British Council to Hold Conference on Higher Education in Naypyidaw

By Mark Inkey 28 June 2013

The British Council is holding an educational conference entitled “Empowering Higher Education” in Naypidaw this weekend.

Attending will be Burmese members of Parliament, officials from the British Council and representatives from UNESCO, AusAid and the Asian Development Bank.

It is a follow-up to a fact-finding tour of British universities that the British Council organized for four Burmese government officials in May. The delegates were Dr. Myo Myint, Dr. Mya Oo, Dr. Aung Kyaw Myat and Dr. Mya Oo.

Aung San Suu Kyi, who chairs two parliamentary committees tasked with drafting new laws on Burmese higher education and revitalizing Rangoon University, had asked the British Council to support her work.

The British Council organized visits to English and Scottish universities and meetings with staff and student representatives for the delegates.

The culmination of the tour was a policy dialogue meeting on May 9 at the University of London, where Suu Kyi gave the keynote speech by video link.

In her speech, the Burmese opposition leader stressed the need for academic freedom.

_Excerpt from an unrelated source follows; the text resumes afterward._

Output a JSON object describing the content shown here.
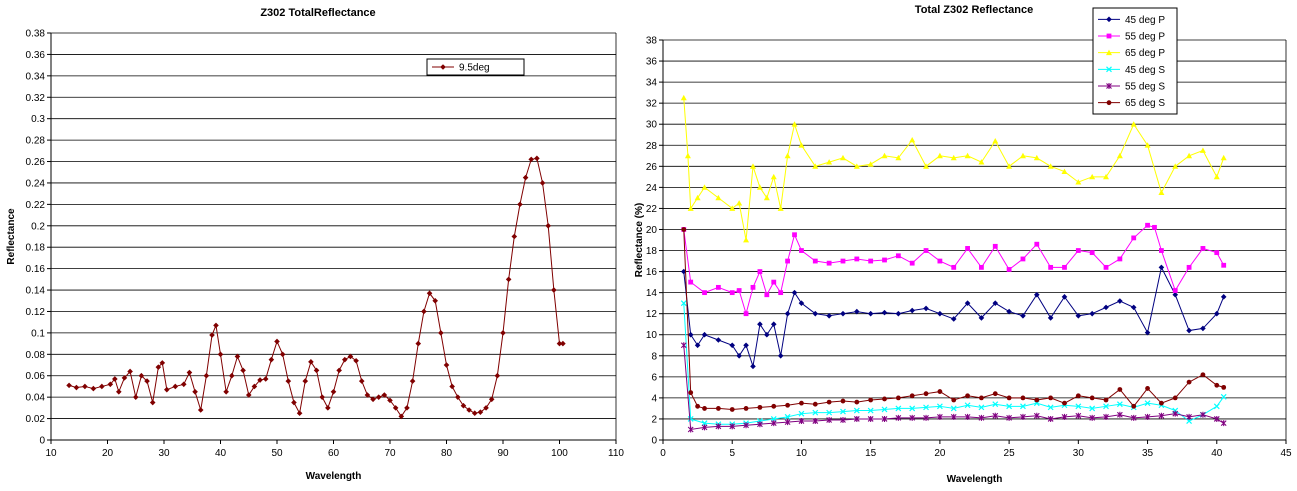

“We want to make our academic institutions independent. We want to make them vital and we want to modernize them to be in keeping with the developments of the times. We have to learn from everybody because we have fallen so far behind,” she said.

She also called for students to be given more freedom to enjoy campus life again. She said: “Our young people have not known campus life for decades. The focus of the military government was on maintaining discipline, not on providing education.”

After the meeting, Dr Myo Myint said training better academics and teachers and focusing back on the education parts of the discussion would initially be more important than site and residential campus matters. Widening access would also be critical, in light of the discussions around inclusiveness and the equity of education, he added.

The trip led to five major joint recommendations.

These were: to stay optimistic; to build strong friendships between the UK and Burma; to invest in English-language learning and the development of libraries; to strengthen student unions and the intellectual and civic identity of universities; and to build reciprocity with foreign universities.